A nine-year-old comedian absolutely destroys McIntyre, doing the “listing his favourite comedians without mentioning the comedian in front of him” thing, and acting hurt when the Mac fights back. His jokes are poor, but his delivery is ace, and he makes it through to the next round. Woo, yay.
Generic Dance Troupe #245 are swiftly evicted, while another lunatic sings a bestialic cover of Katy Perry. A man painted gold sings Gold, but isn’t golden. Ugh, that was terrible. Sorry. He’s booed off, and won’t even talk to Ant and Dec after. The cameraman, of all people, cracks a joke about him being “precious”, and swiftly wins the show.
Donelda – and if there was ever a name that indicated a father’s disappointment at not having a son, it’s that – dances with her dogs, in a routine that’s better choreographed than a Britney Spears tour. A standing ovation for a couple of border collies is just weird.

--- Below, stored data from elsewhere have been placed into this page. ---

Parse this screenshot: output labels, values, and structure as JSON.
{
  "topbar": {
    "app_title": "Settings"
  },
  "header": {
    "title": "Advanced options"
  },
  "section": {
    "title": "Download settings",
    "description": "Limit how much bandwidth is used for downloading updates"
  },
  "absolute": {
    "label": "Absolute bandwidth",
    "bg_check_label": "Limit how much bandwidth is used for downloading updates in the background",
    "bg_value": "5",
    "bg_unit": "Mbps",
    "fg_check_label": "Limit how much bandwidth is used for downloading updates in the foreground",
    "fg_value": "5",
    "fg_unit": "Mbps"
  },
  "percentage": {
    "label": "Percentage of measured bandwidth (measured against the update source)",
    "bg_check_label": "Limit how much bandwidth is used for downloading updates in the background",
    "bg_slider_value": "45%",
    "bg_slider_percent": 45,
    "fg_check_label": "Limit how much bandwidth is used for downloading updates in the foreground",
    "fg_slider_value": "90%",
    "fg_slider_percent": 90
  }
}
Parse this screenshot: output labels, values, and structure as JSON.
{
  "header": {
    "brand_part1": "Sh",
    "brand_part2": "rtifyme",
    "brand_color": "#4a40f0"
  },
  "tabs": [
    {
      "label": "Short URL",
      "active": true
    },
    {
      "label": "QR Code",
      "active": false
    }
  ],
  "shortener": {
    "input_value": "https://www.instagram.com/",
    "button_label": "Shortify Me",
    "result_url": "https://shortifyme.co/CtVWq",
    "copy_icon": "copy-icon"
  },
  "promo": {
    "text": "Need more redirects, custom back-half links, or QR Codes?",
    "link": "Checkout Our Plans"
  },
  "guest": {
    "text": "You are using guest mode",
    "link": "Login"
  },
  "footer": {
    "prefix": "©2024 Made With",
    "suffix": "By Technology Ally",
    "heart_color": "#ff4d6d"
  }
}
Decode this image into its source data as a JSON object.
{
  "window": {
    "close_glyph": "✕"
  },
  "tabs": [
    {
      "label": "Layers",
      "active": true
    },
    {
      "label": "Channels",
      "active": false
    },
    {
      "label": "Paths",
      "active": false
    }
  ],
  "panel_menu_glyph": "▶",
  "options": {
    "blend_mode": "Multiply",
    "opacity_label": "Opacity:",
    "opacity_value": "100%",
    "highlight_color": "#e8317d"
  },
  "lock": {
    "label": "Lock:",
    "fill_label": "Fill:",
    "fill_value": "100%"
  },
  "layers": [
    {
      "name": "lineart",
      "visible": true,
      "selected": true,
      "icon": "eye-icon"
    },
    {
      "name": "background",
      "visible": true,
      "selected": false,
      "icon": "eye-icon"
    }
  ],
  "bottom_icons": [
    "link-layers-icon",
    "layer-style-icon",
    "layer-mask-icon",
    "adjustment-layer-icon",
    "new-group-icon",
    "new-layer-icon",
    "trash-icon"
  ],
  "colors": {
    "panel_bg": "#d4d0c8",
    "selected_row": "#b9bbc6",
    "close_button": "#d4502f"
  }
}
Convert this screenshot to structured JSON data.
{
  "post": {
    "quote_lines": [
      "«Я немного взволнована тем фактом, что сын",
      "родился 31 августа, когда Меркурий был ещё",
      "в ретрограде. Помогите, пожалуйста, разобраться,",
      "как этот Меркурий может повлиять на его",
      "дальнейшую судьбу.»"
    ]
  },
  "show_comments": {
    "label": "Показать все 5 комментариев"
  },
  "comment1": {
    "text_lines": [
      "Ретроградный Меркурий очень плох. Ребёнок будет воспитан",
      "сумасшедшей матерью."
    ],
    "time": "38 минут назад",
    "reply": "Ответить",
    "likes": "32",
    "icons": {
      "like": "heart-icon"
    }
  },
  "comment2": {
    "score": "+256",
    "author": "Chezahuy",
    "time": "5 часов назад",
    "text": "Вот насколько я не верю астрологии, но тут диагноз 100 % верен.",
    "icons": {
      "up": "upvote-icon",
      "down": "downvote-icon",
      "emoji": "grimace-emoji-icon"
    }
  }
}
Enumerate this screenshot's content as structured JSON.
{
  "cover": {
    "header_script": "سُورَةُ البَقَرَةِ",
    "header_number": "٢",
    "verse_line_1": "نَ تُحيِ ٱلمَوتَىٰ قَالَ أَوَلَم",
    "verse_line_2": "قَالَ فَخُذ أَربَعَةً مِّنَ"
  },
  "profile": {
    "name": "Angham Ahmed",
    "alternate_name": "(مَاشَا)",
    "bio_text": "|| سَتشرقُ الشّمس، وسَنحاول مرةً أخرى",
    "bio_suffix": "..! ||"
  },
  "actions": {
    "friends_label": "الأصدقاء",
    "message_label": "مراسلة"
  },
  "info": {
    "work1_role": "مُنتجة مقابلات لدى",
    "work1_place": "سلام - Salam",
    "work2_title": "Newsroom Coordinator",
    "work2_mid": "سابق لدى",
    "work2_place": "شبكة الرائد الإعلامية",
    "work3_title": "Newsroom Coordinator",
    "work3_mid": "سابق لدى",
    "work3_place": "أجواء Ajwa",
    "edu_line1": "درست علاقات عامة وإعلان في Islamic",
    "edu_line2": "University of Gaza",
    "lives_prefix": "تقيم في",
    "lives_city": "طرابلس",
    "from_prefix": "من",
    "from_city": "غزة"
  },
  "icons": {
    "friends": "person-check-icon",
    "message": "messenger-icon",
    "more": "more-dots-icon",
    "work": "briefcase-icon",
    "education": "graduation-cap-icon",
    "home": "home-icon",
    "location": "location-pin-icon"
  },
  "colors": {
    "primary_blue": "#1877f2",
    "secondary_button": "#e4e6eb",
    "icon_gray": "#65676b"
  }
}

There’s a real emphasis on the terrible acts tonight; a guy painted blue pretends to be a dolphin; two tuneless kids murder Bruno Mars; some sodding morris dancers; two chubby folk doing a workout. A depressing parade of the under-employed, under-brained and under-amusing.A middle-aged BT engineer (optimistically billing himself as 53) with seemingly no wit or charm dances to clips of everything from the Macarena to What a Feeling. Somehow, just somehow, it works. And it’s bloody funny. Really, unexpectedly funny.
Inexplicably, a massive guy who can pop his eyes out of his head like a Warner Brothers cartoon, also makes it through. That’ll be great in the second round, when he, er, does it again.
We’re not really shown much of the acts, so it’s difficult to tell why Generic Dance Troupes #593 and #954 are buzzed off, while #522 make it through.
Guitarist Michael from Plymouth informs the world that him and his girlfriend don’t bother with condoms, and then sings Tracy Chapman with actual, real talent.
A couple who look like they live in a crypt and you’d cross the road to avoid, play that song, you know, the one from Titanic on a series of hand bells, while the audience do their best to put them off by accidentally singing the wrong bit.
And that’s show one. The judges are hopefully just finding their feet, because the dynamic of three awkwardly nice people in a row doesn’t work. While there’s whinging when Simon Cowell destroys the hopes and dreams of a shy 15 year old singer, it’s more entertaining than Michael almost in tears apologising for not putting her through.
As always, there’s a focus on the weird, wacky and otherwise hateable element, so when someone is genuinely entertaining, it’s comparatively wonderful. Almost like finding a raisin in a dog-turd.